【アセス制度を否定する埋め立て工事計画の変更】
●10・27付琉球新報・社説「辺野古工事変更 アセス制度否定に等しい」は熟読に値します。前半を引用します。
〈無理に無理を重ね、法の趣旨を逸脱してまで新たな基地の建設を急ぐ姿勢が露骨に表れている。
米軍普天間飛行場の名護市辺野古への移設計画をめぐり、沖縄防衛局が県に申請している工事の設計概要の変更で、重大な事実が明らかになった。
名護市辺野古のキャンプ・シュワブ内にある美謝川の河口が埋め立てに伴って地下水路に切り替えられるが、その区域が当初計画の240メートルから1022メートルに延びた。
地下に水路(暗渠(あんきょ))を築く距離は4倍以上になっており、環境への負荷が高まるのは確実だ。
これだけ大きな変更は全く別物の計画と捉えていいだろう。

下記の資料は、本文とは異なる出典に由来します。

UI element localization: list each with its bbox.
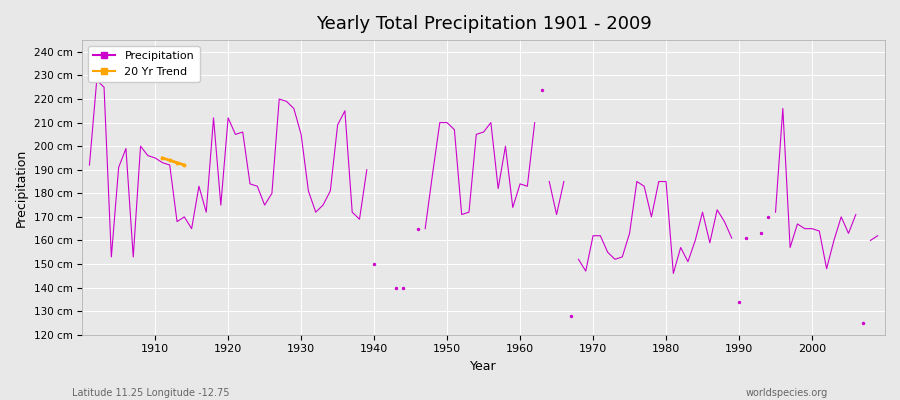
Point [367,261,382,267]
Point [564,313,579,319]
Y-axis label: Precipitation: Precipitation [15,148,28,226]
Point [739,235,753,241]
Point [170,160,184,166]
Point [163,157,177,164]
Point [177,162,192,168]
Point [856,320,870,326]
Point [535,86,549,93]
Title: Yearly Total Precipitation 1901 - 2009: Yearly Total Precipitation 1901 - 2009 [316,15,652,33]
Point [155,155,169,161]
Point [753,230,768,236]
Text: Latitude 11.25 Longitude -12.75: Latitude 11.25 Longitude -12.75 [72,388,230,398]
Legend: Precipitation, 20 Yr Trend: Precipitation, 20 Yr Trend [87,46,200,82]
Point [761,214,776,220]
X-axis label: Year: Year [471,360,497,373]
Text: worldspecies.org: worldspecies.org [746,388,828,398]
Point [732,298,746,305]
Point [396,284,410,291]
Point [389,284,403,291]
Point [410,226,425,232]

法手続き上も、環境保護の観点からも問題が多過ぎる。
環境アセスメント学会の重鎮である桜井国俊沖縄大名誉教授は「今までの環境影響評価(アセス)は全く無効になる」と批判する。
防衛局の変更申請には、新基地建設に反対する名護市に管理権がある地区を避けて工事を急ぐ「名護市外し」のいびつな政治的側面も照らし出されている。

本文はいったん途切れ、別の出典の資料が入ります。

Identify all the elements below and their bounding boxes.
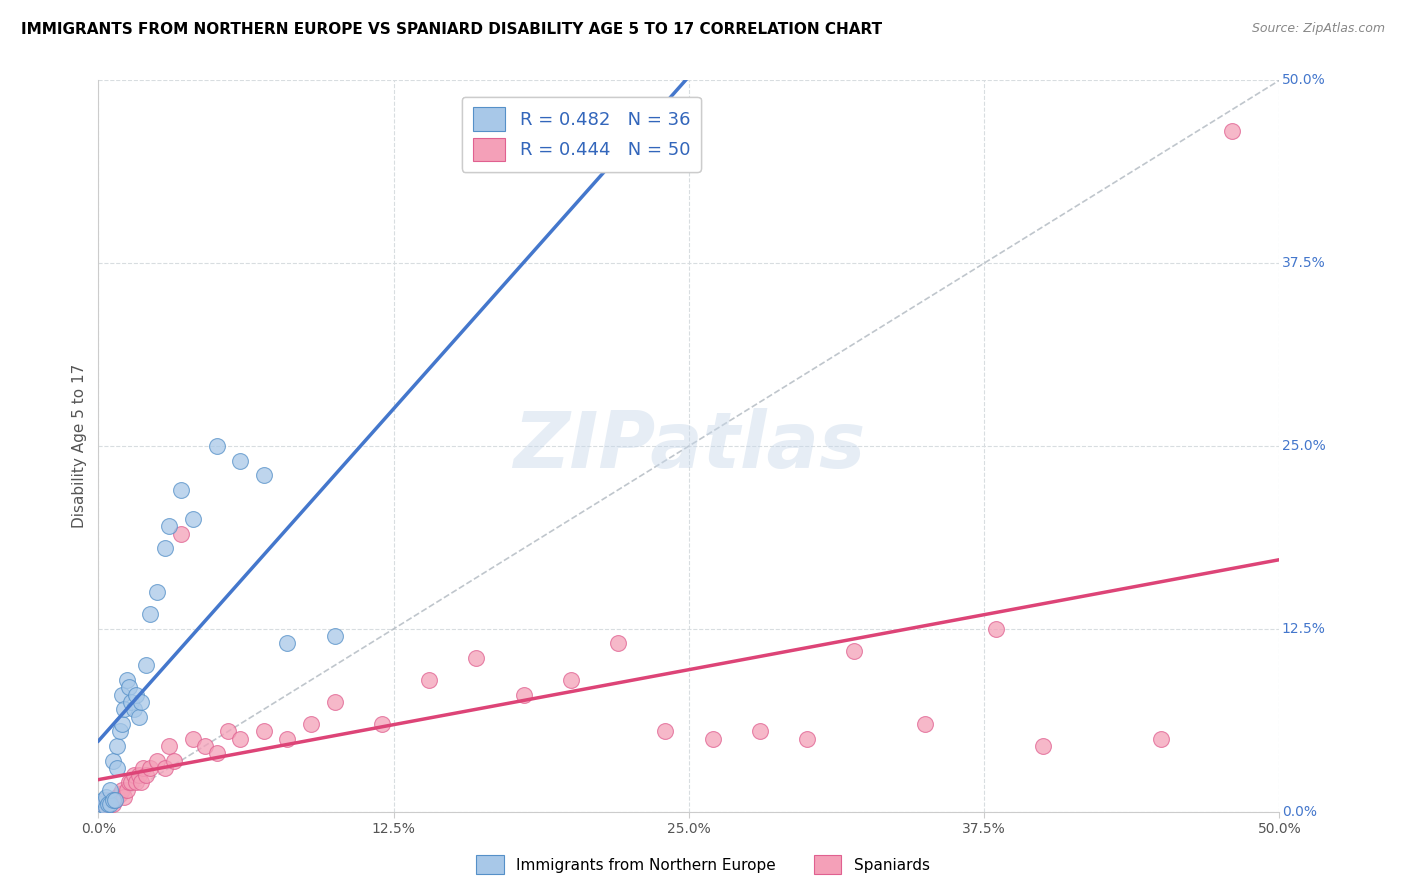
- Point: [748, 724, 770, 739]
- Point: [121, 775, 143, 789]
- Point: [229, 731, 252, 746]
- Point: [984, 622, 1007, 636]
- Point: [146, 754, 169, 768]
- Point: [112, 702, 135, 716]
- Point: [170, 483, 193, 497]
- Point: [112, 790, 135, 805]
- Point: [105, 761, 128, 775]
- Point: [98, 797, 121, 812]
- Point: [129, 775, 152, 789]
- Point: [253, 468, 276, 483]
- Point: [299, 717, 322, 731]
- Point: [607, 636, 630, 650]
- Point: [654, 724, 676, 739]
- Point: [94, 790, 117, 805]
- Point: [132, 761, 155, 775]
- Point: [146, 585, 169, 599]
- Point: [135, 768, 157, 782]
- Legend: Immigrants from Northern Europe, Spaniards: Immigrants from Northern Europe, Spaniar…: [470, 849, 936, 880]
- Point: [122, 702, 145, 716]
- Point: [94, 800, 117, 814]
- Point: [181, 731, 204, 746]
- Point: [129, 695, 152, 709]
- Point: [91, 797, 114, 812]
- Point: [139, 607, 162, 622]
- Point: [276, 636, 298, 650]
- Point: [205, 746, 228, 760]
- Point: [512, 688, 534, 702]
- Point: [104, 793, 127, 807]
- Text: 0.0%: 0.0%: [1282, 805, 1317, 819]
- Point: [98, 782, 121, 797]
- Text: ZIPatlas: ZIPatlas: [513, 408, 865, 484]
- Point: [115, 782, 138, 797]
- Text: Source: ZipAtlas.com: Source: ZipAtlas.com: [1251, 22, 1385, 36]
- Point: [678, 124, 700, 138]
- Point: [229, 453, 252, 467]
- Point: [111, 688, 134, 702]
- Point: [323, 629, 346, 643]
- Point: [153, 761, 176, 775]
- Point: [170, 526, 193, 541]
- Point: [1220, 124, 1243, 138]
- Point: [323, 695, 346, 709]
- Point: [122, 768, 145, 782]
- Point: [135, 658, 157, 673]
- Point: [118, 775, 141, 789]
- Point: [105, 739, 128, 753]
- Point: [111, 782, 134, 797]
- Point: [465, 651, 488, 665]
- Point: [101, 793, 124, 807]
- Point: [253, 724, 276, 739]
- Point: [125, 775, 148, 789]
- Point: [371, 717, 394, 731]
- Point: [115, 673, 138, 687]
- Point: [844, 644, 866, 658]
- Point: [163, 754, 186, 768]
- Point: [418, 673, 440, 687]
- Point: [91, 793, 114, 807]
- Point: [125, 688, 148, 702]
- Point: [217, 724, 239, 739]
- Point: [101, 797, 124, 812]
- Point: [139, 761, 162, 775]
- Text: 37.5%: 37.5%: [1282, 256, 1326, 270]
- Y-axis label: Disability Age 5 to 17: Disability Age 5 to 17: [72, 364, 87, 528]
- Point: [276, 731, 298, 746]
- Point: [1032, 739, 1054, 753]
- Point: [108, 724, 131, 739]
- Point: [560, 673, 582, 687]
- Point: [153, 541, 176, 556]
- Point: [97, 797, 120, 812]
- Point: [1150, 731, 1173, 746]
- Point: [157, 519, 180, 533]
- Point: [194, 739, 217, 753]
- Point: [97, 797, 120, 812]
- Point: [121, 695, 143, 709]
- Point: [157, 739, 180, 753]
- Point: [108, 787, 131, 801]
- Text: IMMIGRANTS FROM NORTHERN EUROPE VS SPANIARD DISABILITY AGE 5 TO 17 CORRELATION C: IMMIGRANTS FROM NORTHERN EUROPE VS SPANI…: [21, 22, 882, 37]
- Point: [702, 731, 724, 746]
- Point: [181, 512, 204, 526]
- Text: 12.5%: 12.5%: [1282, 622, 1326, 636]
- Point: [128, 768, 150, 782]
- Point: [101, 754, 124, 768]
- Point: [205, 439, 228, 453]
- Legend: R = 0.482   N = 36, R = 0.444   N = 50: R = 0.482 N = 36, R = 0.444 N = 50: [461, 96, 700, 172]
- Text: 25.0%: 25.0%: [1282, 439, 1326, 453]
- Text: 50.0%: 50.0%: [1282, 73, 1326, 87]
- Point: [128, 709, 150, 723]
- Point: [118, 681, 141, 695]
- Point: [111, 717, 134, 731]
- Point: [914, 717, 936, 731]
- Point: [90, 797, 112, 812]
- Point: [104, 793, 127, 807]
- Point: [98, 793, 121, 807]
- Point: [94, 793, 117, 807]
- Point: [105, 790, 128, 805]
- Point: [796, 731, 818, 746]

さらに、魚類に詳しい琉球大理学部の立原一憲准教授は、淡水の美謝川と大浦湾を行き来する両側回遊魚が河川を上らなくなる可能性が高まり、魚種や個体数の減少は不可避と指摘している。
要するに魚が生きられなくなるということである。
「後出しじゃんけん」と指摘せざるを得ない大幅な計画変更は、最低限の民主的手続きを踏まえず、科学性を欠いている。環境アセスをやり直さないのであれば、アセス制度を否定するに等しい。〉
安倍首相や菅官房長官が沖縄防衛局を督励し埋め立てを急がせていますが、防衛局はどつかれればどつかれるほど無理を通そうとします。そうなれば当然やることが強引かつ支離滅裂になるわけで、県への埋め立て工事の設計変更申請はその実例です。これは微細ではなく大規模な変更ですから、計画を一からやり直すのが筋です。
しかしここまで場当たりの醜態をさらすのは計画が破綻しかけていることを自ら暴露してるのですから、やはりさっさと計画そのものを断念すべきです。